Дочь автора Периодической системы элементов всю свою жизнь шла за рацио и только за рацио. Взращенная в уважении к здравому смыслу, она до конца своих дней оставалась верной только этому богу. Безусловно, не отвергая любви и даже поклоняясь той, Любовь Дмитриевна Менделеева все одно с каждого из жизненных перепутий ступала на ту из дорог, где «удобней». Ее религией была по-женски мудрая религия поиска собственных удобств. И эта версия никак не противоречит случившемуся с ней летом 1906-го. Сотни писем Белого, прочитанные ею к моменту окончательного выбора, весь комплект его тело- и душедвижений на пути к ее сердцу лишь усугубляли изначальную догадку: уход с Белым обернулся бы банальнейшим обменом шила на мыло. Зеркально противоположный буквально во всем ее Сашуре Боря оказался на поверку точно таким же апологетом заоблачных эмпирей. Это было то же самое с другим знаком. Все, чем кормил ее Боря эти три года, она уже проходила -давней зимой с 1902-го на 1903-й - с Сашей. Она не могла не понять, что, соперничая за нее, эти двое в конечно счете совсем и не ее пытались поделить, а Прекрасную Даму - символ и корону. И как насмерть сцепившиеся рогами два благородных оленя, они бились всего-то за первенство в стае себе подобных, но не за кроткий и любящий взор следящей за их схваткой косули. Она была их наградой, но не их целью. Из глаза косули выкатилась огромная слеза разочарования, и косуля просто выбрала меньшее из зол. Из двух журавлей она разумно оставила себе того, который уже в руке.

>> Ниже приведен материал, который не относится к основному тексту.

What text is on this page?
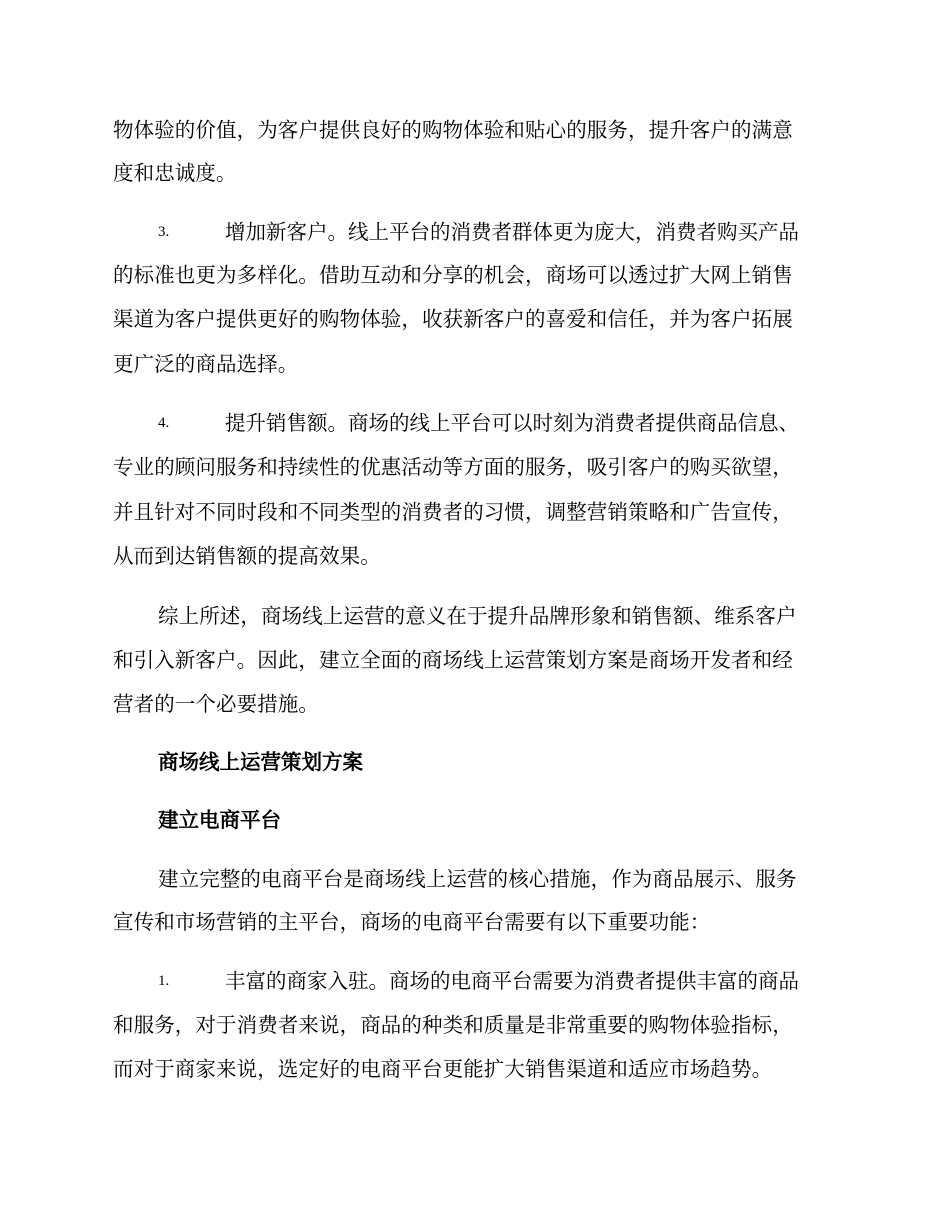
物体验的价值，为客户提供良好的购物体验和贴心的服务，提升客户的满意
度和忠诚度。
3.	增加新客户。线上平台的消费者群体更为庞大，消费者购买产品
的标准也更为多样化。借助互动和分享的机会，商场可以透过扩大网上销售
渠道为客户提供更好的购物体验，收获新客户的喜爱和信任，并为客户拓展
更广泛的商品选择。
4.	提升销售额。商场的线上平台可以时刻为消费者提供商品信息、
专业的顾问服务和持续性的优惠活动等方面的服务，吸引客户的购买欲望，
并且针对不同时段和不同类型的消费者的习惯，调整营销策略和广告宣传，
从而到达销售额的提高效果。
综上所述，商场线上运营的意义在于提升品牌形象和销售额、维系客户
和引入新客户。因此，建立全面的商场线上运营策划方案是商场开发者和经
营者的一个必要措施。
商场线上运营策划方案
建立电商平台
建立完整的电商平台是商场线上运营的核心措施，作为商品展示、服务
宣传和市场营销的主平台，商场的电商平台需要有以下重要功能：
1.	丰富的商家入驻。商场的电商平台需要为消费者提供丰富的商品
和服务，对于消费者来说，商品的种类和质量是非常重要的购物体验指标，
而对于商家来说，选定好的电商平台更能扩大销售渠道和适应市场趋势。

Сумевший сохранить в суете «необъяснихи» достоинство Саша оказался предпочтительней истероидного Бори. Женское наитие подсказало ей, что жизнь рядом с Сашей, возможно, не будет страстной сказкой, но преданности и спокойствия, которые может дать ей он, она не отыщет больше нигде.
Ну и - мелочь, конечно, но все-таки: на трон Вечной Женственности - пусть даже и ценой женственности повседневной - ее возвел Блок. Не забудем-ка и о том, что это 1906-ой - вся Россия вот только что не в несколько слоев обклеена фотооткрытками с ликом не выспреннего Бори Бугаева, а ее гениального мужа. А то, что Боря был - так ведь лишь потому что «... я была брошена на произвол всякого, кто стал бы за мной ухаживать... Нужно ли говорить, что я не только ему, но и вообще никому не говорила о моем горестном браке. Если вообще я была молчалива и скрытна, то уж об этом.»

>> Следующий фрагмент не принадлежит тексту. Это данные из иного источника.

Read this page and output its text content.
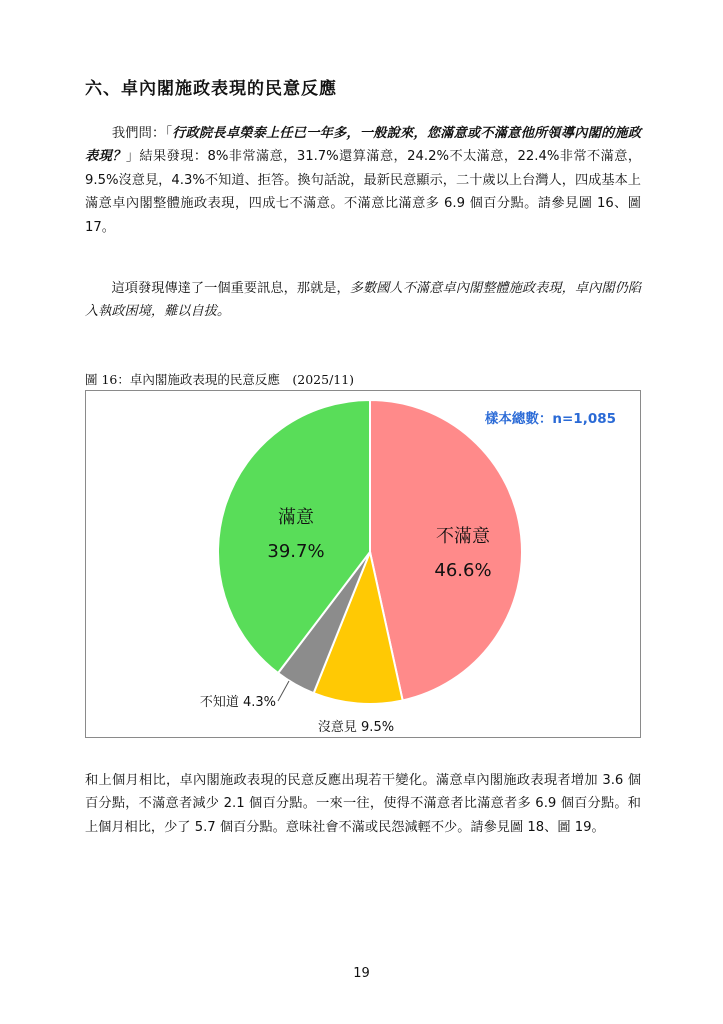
六、卓內閣施政表現的民意反應

　　我們問：「行政院長卓榮泰上任已一年多，一般說來，您滿意或不滿意他所領導內閣的施政表現？」結果發現：8%非常滿意，31.7%還算滿意，24.2%不太滿意，22.4%非常不滿意，9.5%沒意見，4.3%不知道、拒答。換句話說，最新民意顯示，二十歲以上台灣人，四成基本上滿意卓內閣整體施政表現，四成七不滿意。不滿意比滿意多 6.9 個百分點。請參見圖 16、圖 17。

　　這項發現傳達了一個重要訊息，那就是，多數國人不滿意卓內閣整體施政表現，卓內閣仍陷入執政困境，難以自拔。

圖 16：卓內閣施政表現的民意反應　(2025/11)

不滿意
46.6%
沒意見 9.5%
不知道 4.3%
滿意
39.7%

樣本總數：n=1,085

和上個月相比，卓內閣施政表現的民意反應出現若干變化。滿意卓內閣施政表現者增加 3.6 個百分點，不滿意者減少 2.1 個百分點。一來一往，使得不滿意者比滿意者多 6.9 個百分點。和上個月相比，少了 5.7 個百分點。意味社會不滿或民怨減輕不少。請參見圖 18、圖 19。

19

Наконец, есть, есть, судари мои, вещи, о которых женщины не пишут даже в мемуарах. В конце концов, мы не знаем, да так и не узнаем уже никогда, что за «неловкость» Белого в номере гостиницы на углу Караванной и Невского заставила Любовь Дмитриевну прекратить вытаскивать из волос «черепаховые гребни».
И последнее. Теперь, когда самое страшно уже казалось пережитым, она имела право на надежду. Теперь у них с Сашей снова были и поводы, и шансы попытаться начать сначала. Ей слишком не хотелось не верить в это. Мы убеждены: лишь ради этого она сохранила верность Блоку. Только вера в возможную перемену их отношений к лучшему, к настоящему даст ей силы и находчивость предотвратить поединок мужа с теперь уже бывшим возлюбленным.